The city data lists an Oddball, a Psycho and even a Wasabi. Carter said a lot of names come with a story. Her housemate's 9-year-old daughter named the cats at their house Honey and Sunny, even though Honey is male and isn't honey-colored. What was the girl thinking? "She likes to come home and say 'Honey, I'm home.'"

The data also lists breed, some more obvious than others.

Margie Rodrigues and Dr. Phillip Kau of the Animal Hospital of Hawaii check Gordon Morikawa's Jack Russell terrier puppies Yuki, left, and Lilly.

Bruce Asato • The Honolulu Advertiser

There are more mixed-breed dogs than purebreds, and some of the most popular breeds are Labrador retrievers, golden retrievers, pit bulls, rottweilers, German shepherds, chihuahuas, Maltese and beagles.

Hawaiian Humane Society public relations director Eve Holt said people tend to prefer names that tap into their feeling about dogs as strong, loyal companions.

" 'Max' has that connotation of strength and trustworthiness," Holt said. And even the Hawaiian names reflect people's fondness for their pets. " 'Hoku' — it's star and it's the light of their life."

The female top 10 includes old-fashioned favorites such as Lady, Daisy, Ginger — names that reflect companionship and would likely have headed the list 30 or 50 years ago. "We all know that animals give us that lasting unconditional love," Holt said.

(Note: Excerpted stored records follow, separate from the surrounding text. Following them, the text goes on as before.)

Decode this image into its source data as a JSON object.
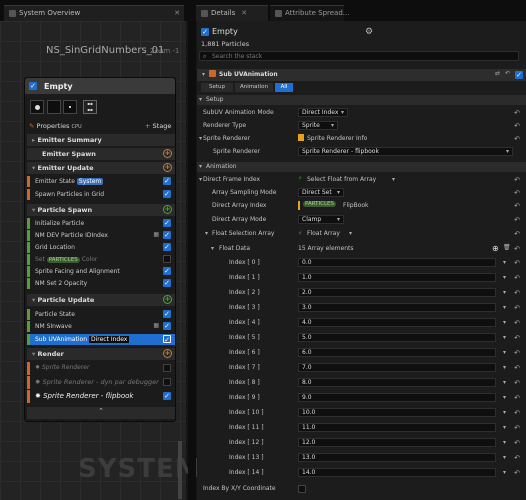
{
  "tabs": [
    {
      "label": "System Overview"
    },
    {
      "label": "Details"
    },
    {
      "label": "Attribute Spread..."
    }
  ],
  "graph": {
    "title": "NS_SinGridNumbers_01",
    "zoom": "Zoom -1",
    "watermark": "SYSTEM"
  },
  "emitter": {
    "title": "Empty",
    "properties": "Properties",
    "cpu": "CPU",
    "stage": "Stage",
    "summary": "Emitter Summary",
    "spawn": "Emitter Spawn",
    "update": "Emitter Update",
    "emitter_update_items": [
      {
        "label": "Emitter State",
        "tag": "System"
      },
      {
        "label": "Spawn Particles in Grid"
      }
    ],
    "particle_spawn": "Particle Spawn",
    "particle_spawn_items": [
      "Initialize Particle",
      "NM DEV Particle IDIndex",
      "Grid Location",
      "Set",
      "Sprite Facing and Alignment",
      "NM Set 2 Opacity"
    ],
    "set_tag": "PARTICLES",
    "set_suffix": "Color",
    "particle_update": "Particle Update",
    "particle_update_items": [
      "Particle State",
      "NM SInwave",
      "Sub UVAnimation"
    ],
    "subuv_tag": "Direct Index",
    "render": "Render",
    "render_items": [
      "Sprite Renderer",
      "Sprite Renderer - dyn par debugger",
      "Sprite Renderer - flipbook"
    ]
  },
  "details": {
    "name": "Empty",
    "particles": "1,881 Particles",
    "search_placeholder": "Search the stack",
    "module": "Sub UVAnimation",
    "filters": [
      "Setup",
      "Animation",
      "All"
    ],
    "setup": "Setup",
    "subuv_mode_label": "SubUV Animation Mode",
    "subuv_mode": "Direct Index",
    "renderer_type_label": "Renderer Type",
    "renderer_type": "Sprite",
    "sprite_renderer_label": "Sprite Renderer",
    "sprite_renderer_info": "Sprite Renderer Info",
    "sprite_renderer_sub_label": "Sprite Renderer",
    "sprite_renderer_value": "Sprite Renderer - flipbook",
    "animation": "Animation",
    "direct_frame_label": "Direct Frame Index",
    "direct_frame_value": "Select Float from Array",
    "array_sampling_label": "Array Sampling Mode",
    "array_sampling_value": "Direct Set",
    "array_index_label": "Direct Array Index",
    "array_index_tag": "PARTICLES",
    "array_index_value": "FlipBook",
    "array_mode_label": "Direct Array Mode",
    "array_mode_value": "Clamp",
    "float_sel_label": "Float Selection Array",
    "float_sel_value": "Float Array",
    "float_data_label": "Float Data",
    "float_data_count": "15 Array elements",
    "indices": [
      {
        "label": "Index [ 0 ]",
        "value": "0.0"
      },
      {
        "label": "Index [ 1 ]",
        "value": "1.0"
      },
      {
        "label": "Index [ 2 ]",
        "value": "2.0"
      },
      {
        "label": "Index [ 3 ]",
        "value": "3.0"
      },
      {
        "label": "Index [ 4 ]",
        "value": "4.0"
      },
      {
        "label": "Index [ 5 ]",
        "value": "5.0"
      },
      {
        "label": "Index [ 6 ]",
        "value": "6.0"
      },
      {
        "label": "Index [ 7 ]",
        "value": "7.0"
      },
      {
        "label": "Index [ 8 ]",
        "value": "8.0"
      },
      {
        "label": "Index [ 9 ]",
        "value": "9.0"
      },
      {
        "label": "Index [ 10 ]",
        "value": "10.0"
      },
      {
        "label": "Index [ 11 ]",
        "value": "11.0"
      },
      {
        "label": "Index [ 12 ]",
        "value": "12.0"
      },
      {
        "label": "Index [ 13 ]",
        "value": "13.0"
      },
      {
        "label": "Index [ 14 ]",
        "value": "14.0"
      }
    ],
    "index_by_xy": "Index By X/Y Coordinate"
  },
  "colors": {
    "accent": "#1f6fd1",
    "orange": "#c9682e",
    "green": "#5a9b3e"
  }
}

As for long-term trends, Holt said the shift has been away from the obvious. "I think the trend has been to more 'people' names instead of things like Spot."

Olivia and Julianne Noh, 12, hold their dogs Pepper, a mixed Labrador, and Tommy, a Pomeranian, at the Hawaiian Humane Society park.

Bruce Asato • The Honolulu Advertiser

She said the humane society keeps a dog's name, but if it is unknown they try to come up with one that fits the dog's personality, so families get an idea of who's going home with them.

"Sometimes a sweet-looking dog will be a rascal, or a tough dog will be a pushover," she said.

State law requires that dogs be licensed. As of last year, there were 34,167 dogs registered in Honolulu, slightly more female (17,475) than male (16,538). And there are 42,270 dogs on O'ahu who have had a microchip implanted to make it easier to find their owners.

That's actually fewer than half the dogs out there, said Pamela Burns, president and chief executive officer of the Hawaiian Humane Society. Burns said the society estimates that 37 percent of O'ahu households have a dog, putting the actual number at about 102,500.

On O'ahu, it costs $10 for a dog license for animals four through seven months old and for neutered dogs.

The license costs $28.50 for unneutered dogs eight months and older. Licenses must be renewed every two years. Cats do not have to be licensed.